На западе пылала вечерняя заря. Темно-синие склоны гор побагровели и ожили, потревоженные ветром. Лес зашумел. Лохматые ели, кряхтя, покачивались морщинистыми стволами, покрытыми седым мхом и лишайниками. С треском отломилась сухая ветка, одна, другая. Тайга постепенно наполнялась потрескиванием и скрипом.
Отряд шел молча. За ним тяжело двигался обоз. Лошади брели в снегу и поминутно останавливались. Ездовые все громче и громче покрикивали на фыркающих лошадей.
- Расфыркались к непогоде.
Круглов ехал один в кошеве. Мартьянов в коротком дубленом полушубке шел на лыжах. Он был обут в ичиги, и ноги его казались тоньше и длиннее. Полевая сумка била по боку. Он то и дело отбрасывал ее назад. Незаметно Мартьянов уходил от отряда все дальше и дальше. Заметив это, он, останавливаясь, поджидал колонну. Мартьянов видел уставшие, раскрасневшиеся лица бойцов. Ему приходилось все чаще объявлять привалы.
Обеспокоенный Поджарый предупреждал красноармейцев:
- Воду не пить…
Красноармейцы собирались группами на привале. Пулеметчик Харитонов выкрикивал:
- Лепехина сюда!
Юркий Лепехин весело запевал:
Вот Малеев, он вороной
Настоящей стал у нас:
У Сомона на привале
Позабыл противогаз.
Приплясывая, он обегал круг, задорно откинув голову.
- Самокритикнул, - замечал голос.
- Полезно-о. Шутка - минутка, а заряжает на час.
Рядом журчала речушка. Испить бы один глоток - и жажда утолена. Но красноармейцы отворачивались, неистово били в ладоши и дружно, как бы глотая воду, глухими голосами вторили:
- Ас-са! Ас-са!
Лепехин, то пригибаясь, то выпрямляясь, раскинув руки крыльями, плясал "лезгинку".
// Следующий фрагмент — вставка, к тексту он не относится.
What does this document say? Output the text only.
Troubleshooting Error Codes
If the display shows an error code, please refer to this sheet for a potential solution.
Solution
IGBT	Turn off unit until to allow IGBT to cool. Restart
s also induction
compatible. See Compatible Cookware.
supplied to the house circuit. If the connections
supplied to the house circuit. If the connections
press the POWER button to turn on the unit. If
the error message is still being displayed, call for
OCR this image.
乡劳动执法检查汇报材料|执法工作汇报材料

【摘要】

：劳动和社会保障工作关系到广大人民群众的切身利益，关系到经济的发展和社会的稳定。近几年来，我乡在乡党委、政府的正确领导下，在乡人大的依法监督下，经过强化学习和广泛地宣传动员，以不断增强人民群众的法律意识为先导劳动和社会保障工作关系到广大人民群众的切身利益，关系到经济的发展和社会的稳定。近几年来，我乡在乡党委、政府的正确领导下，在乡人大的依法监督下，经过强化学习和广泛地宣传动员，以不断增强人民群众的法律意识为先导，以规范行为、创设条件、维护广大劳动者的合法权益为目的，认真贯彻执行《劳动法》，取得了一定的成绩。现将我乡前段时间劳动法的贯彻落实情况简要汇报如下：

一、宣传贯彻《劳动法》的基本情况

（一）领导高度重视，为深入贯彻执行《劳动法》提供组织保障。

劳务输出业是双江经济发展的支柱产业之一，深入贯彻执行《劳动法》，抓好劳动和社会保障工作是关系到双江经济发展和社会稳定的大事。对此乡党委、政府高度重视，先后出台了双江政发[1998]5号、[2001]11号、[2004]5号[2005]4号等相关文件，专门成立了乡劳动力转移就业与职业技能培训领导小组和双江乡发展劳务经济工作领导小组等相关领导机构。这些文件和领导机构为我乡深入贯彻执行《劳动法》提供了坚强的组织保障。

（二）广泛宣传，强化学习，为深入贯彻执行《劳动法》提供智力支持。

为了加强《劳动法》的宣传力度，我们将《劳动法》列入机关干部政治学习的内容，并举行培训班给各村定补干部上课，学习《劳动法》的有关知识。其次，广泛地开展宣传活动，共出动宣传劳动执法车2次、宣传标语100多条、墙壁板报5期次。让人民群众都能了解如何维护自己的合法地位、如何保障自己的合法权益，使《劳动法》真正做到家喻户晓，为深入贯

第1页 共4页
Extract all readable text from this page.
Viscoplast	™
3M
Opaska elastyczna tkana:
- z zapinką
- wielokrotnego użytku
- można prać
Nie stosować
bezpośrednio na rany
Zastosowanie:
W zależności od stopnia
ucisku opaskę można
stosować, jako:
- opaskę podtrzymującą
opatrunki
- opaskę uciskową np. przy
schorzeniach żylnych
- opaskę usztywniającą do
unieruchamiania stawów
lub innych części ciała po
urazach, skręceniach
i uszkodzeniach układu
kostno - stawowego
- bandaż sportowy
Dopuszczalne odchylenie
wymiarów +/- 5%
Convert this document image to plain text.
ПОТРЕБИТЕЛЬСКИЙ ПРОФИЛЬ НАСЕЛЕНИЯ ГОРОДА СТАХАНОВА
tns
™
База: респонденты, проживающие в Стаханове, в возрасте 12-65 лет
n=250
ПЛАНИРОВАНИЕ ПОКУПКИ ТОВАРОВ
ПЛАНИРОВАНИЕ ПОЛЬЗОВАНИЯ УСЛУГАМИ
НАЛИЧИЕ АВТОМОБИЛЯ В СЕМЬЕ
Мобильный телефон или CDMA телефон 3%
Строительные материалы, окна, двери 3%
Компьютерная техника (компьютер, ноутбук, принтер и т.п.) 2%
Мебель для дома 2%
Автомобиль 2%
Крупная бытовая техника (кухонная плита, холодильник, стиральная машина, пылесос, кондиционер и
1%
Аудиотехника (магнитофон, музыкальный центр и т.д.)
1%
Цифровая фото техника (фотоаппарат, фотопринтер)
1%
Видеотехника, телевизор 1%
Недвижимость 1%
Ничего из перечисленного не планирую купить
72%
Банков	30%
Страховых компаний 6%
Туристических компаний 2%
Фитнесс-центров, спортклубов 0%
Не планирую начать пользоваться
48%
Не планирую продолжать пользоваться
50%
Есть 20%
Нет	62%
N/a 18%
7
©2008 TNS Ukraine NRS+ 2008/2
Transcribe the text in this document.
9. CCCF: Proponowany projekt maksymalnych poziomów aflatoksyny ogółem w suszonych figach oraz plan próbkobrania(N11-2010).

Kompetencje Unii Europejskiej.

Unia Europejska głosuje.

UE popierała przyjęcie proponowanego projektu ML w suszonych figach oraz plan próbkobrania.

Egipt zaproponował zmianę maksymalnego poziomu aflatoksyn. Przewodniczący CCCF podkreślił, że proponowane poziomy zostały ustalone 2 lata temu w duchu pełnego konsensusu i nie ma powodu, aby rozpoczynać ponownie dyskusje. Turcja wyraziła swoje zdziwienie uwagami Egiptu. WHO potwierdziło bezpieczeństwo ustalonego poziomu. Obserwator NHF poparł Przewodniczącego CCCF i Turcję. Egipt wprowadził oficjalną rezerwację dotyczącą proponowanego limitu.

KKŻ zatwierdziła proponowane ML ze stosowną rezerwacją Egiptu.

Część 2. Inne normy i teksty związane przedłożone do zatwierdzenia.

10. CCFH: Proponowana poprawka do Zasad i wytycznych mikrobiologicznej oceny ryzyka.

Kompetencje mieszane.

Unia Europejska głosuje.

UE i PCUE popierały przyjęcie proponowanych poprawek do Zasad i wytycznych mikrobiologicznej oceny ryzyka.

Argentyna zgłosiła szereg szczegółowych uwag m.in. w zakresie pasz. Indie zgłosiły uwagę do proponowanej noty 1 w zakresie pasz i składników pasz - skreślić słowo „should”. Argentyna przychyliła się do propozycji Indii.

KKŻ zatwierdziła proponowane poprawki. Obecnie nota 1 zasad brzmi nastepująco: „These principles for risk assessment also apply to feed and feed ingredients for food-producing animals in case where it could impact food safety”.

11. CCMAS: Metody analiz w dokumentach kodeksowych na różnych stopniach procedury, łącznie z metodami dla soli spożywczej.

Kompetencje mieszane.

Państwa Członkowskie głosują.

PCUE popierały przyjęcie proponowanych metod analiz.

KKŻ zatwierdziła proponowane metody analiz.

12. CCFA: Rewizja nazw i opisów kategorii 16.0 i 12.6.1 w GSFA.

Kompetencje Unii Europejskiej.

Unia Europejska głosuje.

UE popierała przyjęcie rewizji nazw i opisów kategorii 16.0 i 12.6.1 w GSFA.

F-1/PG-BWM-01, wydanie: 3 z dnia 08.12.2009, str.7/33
Мартьянов подходил к красноармейцам.
- Товарищ командир, в круг…
Он отмахивался, но младший командир Сигаков уже протягивал ему гармошку.
- Походную…
Мартьянов брал гармошку, широко растягивал меха. Аккорды были сочны и звучны. Боец без песни, что без ружья.
Заметно выделялся заливистый тенорок Лепехина. Первые слова песни усиливали дыхание гармошки. Песню дружно подхватывали.
Нас побить, побить хотели-и,
Побить собиралися-а-а…
Лепехин отходил в сторону, садился под ветвистую ель к пулеметчику Харитонову.
- Люблю тайгу. В деревне вырос я, а деревни сибирские по рекам да лесам ютятся. Привычка - вторая натура человека, - Лепехин задумался. - В народе я вырос, а народ, знаешь, любит песню, тоже привычка. Особенно хорошо поется вечером, вот как сейчас.
Лепехин умолк, прислушался к песне, она становилась все громче, а потом, заломив шлем набекрень, откинув винтовку, начал декламировать:
Бесшумною разведкою
тиха нога,
За камнем
и за веткою
найдем врага…
Раз,
два!
Все
в ряд,
Впе-ред,
отряд!
- Ты сам сочиняешь или готовые рассказываешь? - спросил его стоящий в стороне красноармеец.
- Слушай, не перебивай, это товарищ Маяковский сочинил, - проговорил сосед.
Когда война-метелица
Начнет опять,
Должны уметь мы целиться,
Уметь стрелять.
- Должно, Маяковский в Красной Армии служил, здо-орово написал…
- У каждого человека свое, - заметил Лепехин.
- Они про Маяковского - ты про песни, - отозвался Харитонов.